What an AI needs to be taught before it can work in quiz bowl:
- Pyramidality, and more generally the importance of position in the question of the clue.
- You would have to train it to identify "interesting" clues. A teaching dataset for that would be a nightmare to produce.
- Identification of what facts at its disposal are uniquely identifying versus other clues that eliminate some possible answers based on what's possible at each point in the question.
- Over the course of questions on the same answer, it needs to recognize clues that the question must go through to make sense to the player, and choose clues in a manner similar to that of people, meaning its selection must resemble human choices. If it chooses to include an obscure clue preferentially, or if it tries to use clues an equal number of times it will bend the distribution.
- It needs to be trained on quiz bowl questions, the difference between quiz bowl questions and other forms of communication it has been trained on, and the differences between different forms of quiz bowl questions. And as it's doing that, it almost has to be untrained in other forms of communication to prevent it from doing things like including the answer in the question, or the easy clues before the hard.
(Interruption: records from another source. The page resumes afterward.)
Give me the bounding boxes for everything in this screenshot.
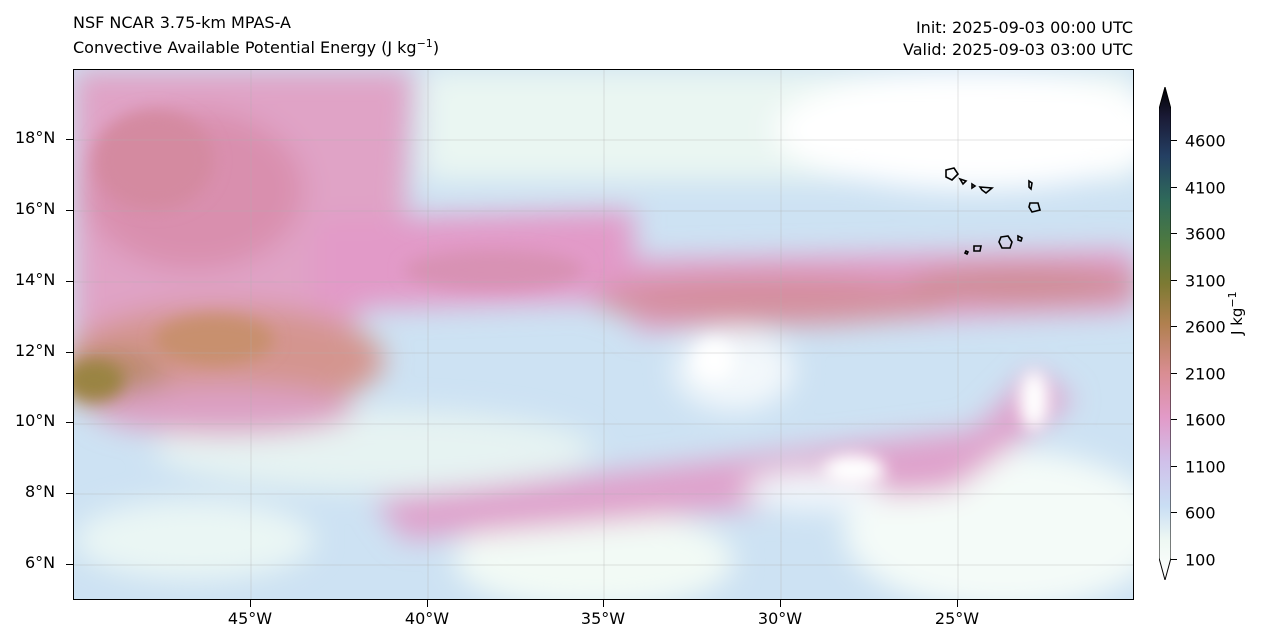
init-time: Init: 2025-09-03 00:00 UTC bbox=[915, 18, 1133, 37]
colorbar-tickmark bbox=[1171, 559, 1177, 560]
lat-tickmark bbox=[66, 493, 73, 494]
colorbar-label: 3100 bbox=[1185, 271, 1226, 291]
cape-map bbox=[73, 69, 1134, 600]
colorbar-tickmark bbox=[1171, 187, 1177, 188]
field-title: Convective Available Potential Energy (J… bbox=[73, 37, 440, 57]
lon-label: 30°W bbox=[757, 609, 803, 628]
lat-label: 14°N bbox=[15, 270, 56, 289]
colorbar-label: 2100 bbox=[1185, 364, 1226, 384]
lat-label: 8°N bbox=[25, 482, 56, 501]
cape-field-image bbox=[74, 70, 1133, 599]
colorbar-tickmark bbox=[1171, 373, 1177, 374]
lon-tickmark bbox=[250, 600, 251, 607]
lat-tickmark bbox=[66, 352, 73, 353]
lon-tickmark bbox=[603, 600, 604, 607]
lat-tickmark bbox=[66, 422, 73, 423]
lon-label: 35°W bbox=[580, 609, 626, 628]
lat-label: 10°N bbox=[15, 411, 56, 430]
colorbar-unit: J kg−1 bbox=[1226, 291, 1246, 335]
lat-tickmark bbox=[66, 139, 73, 140]
lon-label: 40°W bbox=[404, 609, 450, 628]
colorbar-label: 4100 bbox=[1185, 178, 1226, 198]
colorbar-tickmark bbox=[1171, 140, 1177, 141]
colorbar-label: 1600 bbox=[1185, 410, 1226, 430]
lon-tickmark bbox=[427, 600, 428, 607]
lat-tickmark bbox=[66, 210, 73, 211]
lat-label: 6°N bbox=[25, 553, 56, 572]
colorbar-label: 4600 bbox=[1185, 131, 1226, 151]
colorbar-label: 600 bbox=[1185, 503, 1216, 523]
colorbar-tickmark bbox=[1171, 280, 1177, 281]
valid-time: Valid: 2025-09-03 03:00 UTC bbox=[902, 40, 1133, 59]
colorbar-tickmark bbox=[1171, 466, 1177, 467]
colorbar-tickmark bbox=[1171, 419, 1177, 420]
colorbar-label: 2600 bbox=[1185, 317, 1226, 337]
lat-tickmark bbox=[66, 564, 73, 565]
island-outlines bbox=[945, 167, 1041, 256]
colorbar-tickmark bbox=[1171, 326, 1177, 327]
lon-tickmark bbox=[780, 600, 781, 607]
lat-tickmark bbox=[66, 281, 73, 282]
colorbar-tickmark bbox=[1171, 233, 1177, 234]
model-title: NSF NCAR 3.75-km MPAS-A bbox=[73, 13, 291, 32]
colorbar bbox=[1159, 87, 1171, 580]
colorbar-label: 3600 bbox=[1185, 224, 1226, 244]
lon-tickmark bbox=[957, 600, 958, 607]
colorbar-tickmark bbox=[1171, 512, 1177, 513]
colorbar-label: 100 bbox=[1185, 550, 1216, 570]
lat-label: 12°N bbox=[15, 341, 56, 360]
colorbar-label: 1100 bbox=[1185, 457, 1226, 477]
lat-label: 16°N bbox=[15, 199, 56, 218]
lon-label: 45°W bbox=[227, 609, 273, 628]
lat-label: 18°N bbox=[15, 128, 56, 147]
lon-label: 25°W bbox=[934, 609, 980, 628]
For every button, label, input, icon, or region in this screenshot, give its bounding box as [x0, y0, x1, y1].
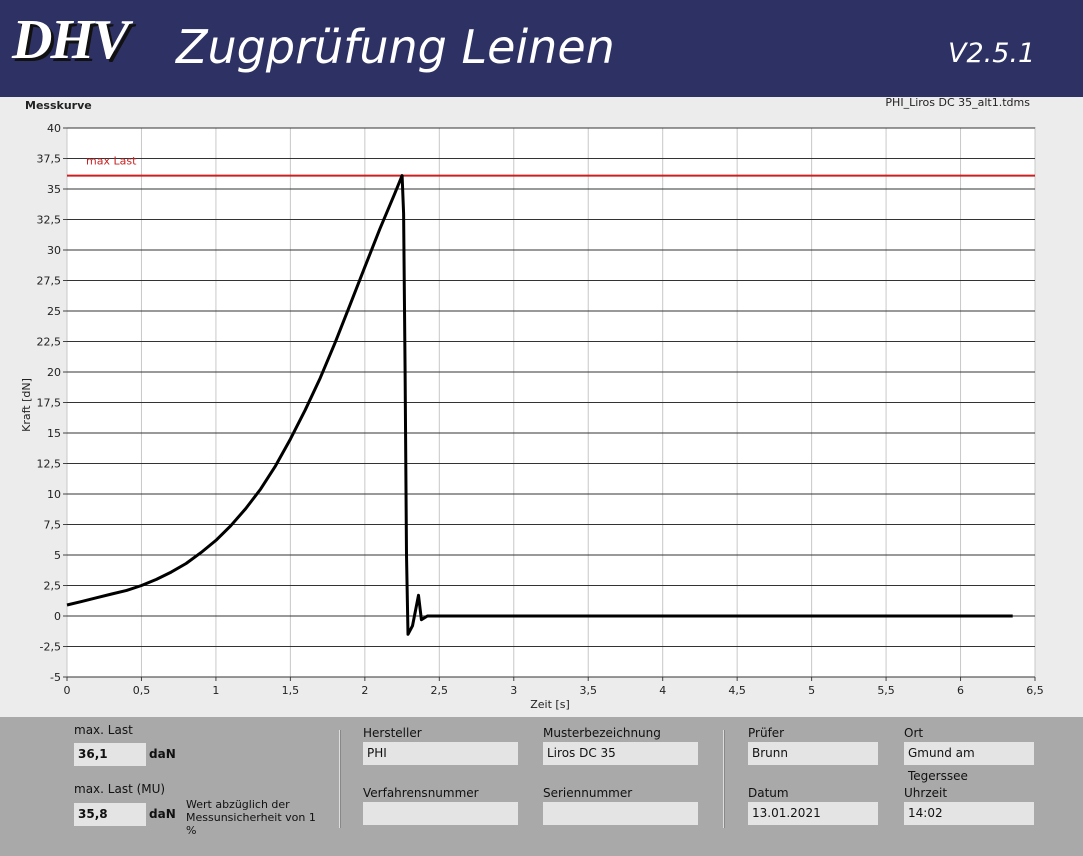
field-label: Uhrzeit [904, 786, 948, 800]
x-tick-label: 0 [64, 684, 71, 697]
x-tick-label: 1,5 [282, 684, 300, 697]
field-value: Gmund am Tegerssee [904, 742, 1034, 783]
field-value: 14:02 [904, 802, 1034, 825]
y-tick-label: 35 [47, 183, 61, 196]
x-tick-label: 2 [361, 684, 368, 697]
max-line-label: max Last [86, 155, 137, 168]
y-tick-label: 20 [47, 366, 61, 379]
x-tick-label: 2,5 [431, 684, 449, 697]
max-load-label: max. Last [74, 723, 133, 737]
version: V2.5.1 [948, 38, 1036, 69]
y-tick-label: 0 [54, 610, 61, 623]
mu-note: Wert abzüglich der Messunsicherheit von … [186, 798, 316, 837]
field-label: Ort [904, 726, 924, 740]
max-load-mu-label: max. Last (MU) [74, 782, 166, 796]
max-load-value: 36,1 [74, 743, 146, 766]
x-tick-label: 6 [957, 684, 964, 697]
max-load-mu-value: 35,8 [74, 803, 146, 826]
y-tick-label: -2,5 [40, 641, 61, 654]
x-tick-label: 3,5 [579, 684, 597, 697]
x-axis-label: Zeit [s] [530, 698, 569, 711]
y-tick-label: 17,5 [37, 397, 62, 410]
y-tick-label: 40 [47, 122, 61, 135]
separator [723, 730, 725, 828]
y-tick-label: 25 [47, 305, 61, 318]
y-tick-label: 32,5 [37, 214, 62, 227]
field-value [543, 802, 698, 825]
chart: Messkurve PHI_Liros DC 35_alt1.tdms Zeit… [0, 97, 1083, 717]
y-tick-label: 2,5 [44, 580, 62, 593]
y-tick-label: 30 [47, 244, 61, 257]
y-tick-label: 15 [47, 427, 61, 440]
y-tick-label: -5 [50, 671, 61, 684]
field-label: Seriennummer [543, 786, 633, 800]
x-tick-label: 4 [659, 684, 666, 697]
field-value: 13.01.2021 [748, 802, 878, 825]
x-tick-label: 5 [808, 684, 815, 697]
y-tick-label: 10 [47, 488, 61, 501]
field-label: Datum [748, 786, 789, 800]
x-tick-label: 3 [510, 684, 517, 697]
max-load-mu-unit: daN [149, 807, 176, 821]
field-value: PHI [363, 742, 518, 765]
file-name: PHI_Liros DC 35_alt1.tdms [885, 97, 1030, 109]
field-value [363, 802, 518, 825]
app-title: Zugprüfung Leinen [176, 20, 615, 74]
field-value: Brunn [748, 742, 878, 765]
field-label: Prüfer [748, 726, 785, 740]
line-series [66, 174, 1013, 636]
y-tick-label: 12,5 [37, 458, 62, 471]
field-label: Verfahrensnummer [363, 786, 479, 800]
x-tick-label: 1 [212, 684, 219, 697]
field-label: Musterbezeichnung [543, 726, 661, 740]
y-tick-label: 27,5 [37, 275, 62, 288]
x-tick-label: 4,5 [728, 684, 746, 697]
x-tick-label: 0,5 [133, 684, 151, 697]
x-tick-label: 5,5 [877, 684, 895, 697]
field-label: Hersteller [363, 726, 422, 740]
y-tick-label: 22,5 [37, 336, 62, 349]
separator [339, 730, 341, 828]
y-tick-label: 5 [54, 549, 61, 562]
y-tick-label: 37,5 [37, 153, 62, 166]
max-load-unit: daN [149, 747, 176, 761]
field-value: Liros DC 35 [543, 742, 698, 765]
x-tick-label: 6,5 [1026, 684, 1044, 697]
header: DHV Zugprüfung Leinen V2.5.1 [0, 0, 1083, 97]
y-tick-label: 7,5 [44, 519, 62, 532]
y-axis-label: Kraft [dN] [20, 378, 33, 432]
logo: DHV [12, 9, 129, 71]
chart-title: Messkurve [25, 99, 92, 112]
- Because it is pulling from a much larger set of training data, it needs to give the editor all of its sources used to create its work. The editor has to understand not only what it is saying (meaning it has to be a logical and grammatically correct construction), but it has to be able to open its sources and allow an editor access so that the editor can follow the inferences it made in writing the question, to see if it's missed alternate answers and possibilities within the question. It can't be allowed to be its own editor and fact-checker. While it would be able to note how it found each clue, and the context, for it to be a competent writer, it has to consider at each clue of the question whether alternate answers are possible. That would require running its logic against a much larger database, and seeing where ambiguity could exist. That problem is much harder than simply writing a question from facts, and I don't think that an AI can earn enough trust in its methods that an editor will not examine every statement it makes.
I do believe that an AI could do some of the job suggesting clues that my co-writing application would have offered, but I still see the editor having difficulty trusting even an AI co-writer's research. And there we see the problem. Even if the writer's time is reduced, the editor's time is probably increased, and because there are fewer editors than writers in most organizations, this increases the bottleneck it's trying to remove. Editors will be the biggest bottleneck to any sort of adoption of scripting, AI co-writing, or full automation.
Scripting and automation serve a purpose, and can be used to extend the supply of questions, and because they have to rely on a simpler list of sources than an AI can do with its training set, they have less to prove in creating utility. It's possible for an AI to reach that utility, but I don't know if there's enough editors willing to invest their time into improving a process that may not be faster than what they have now.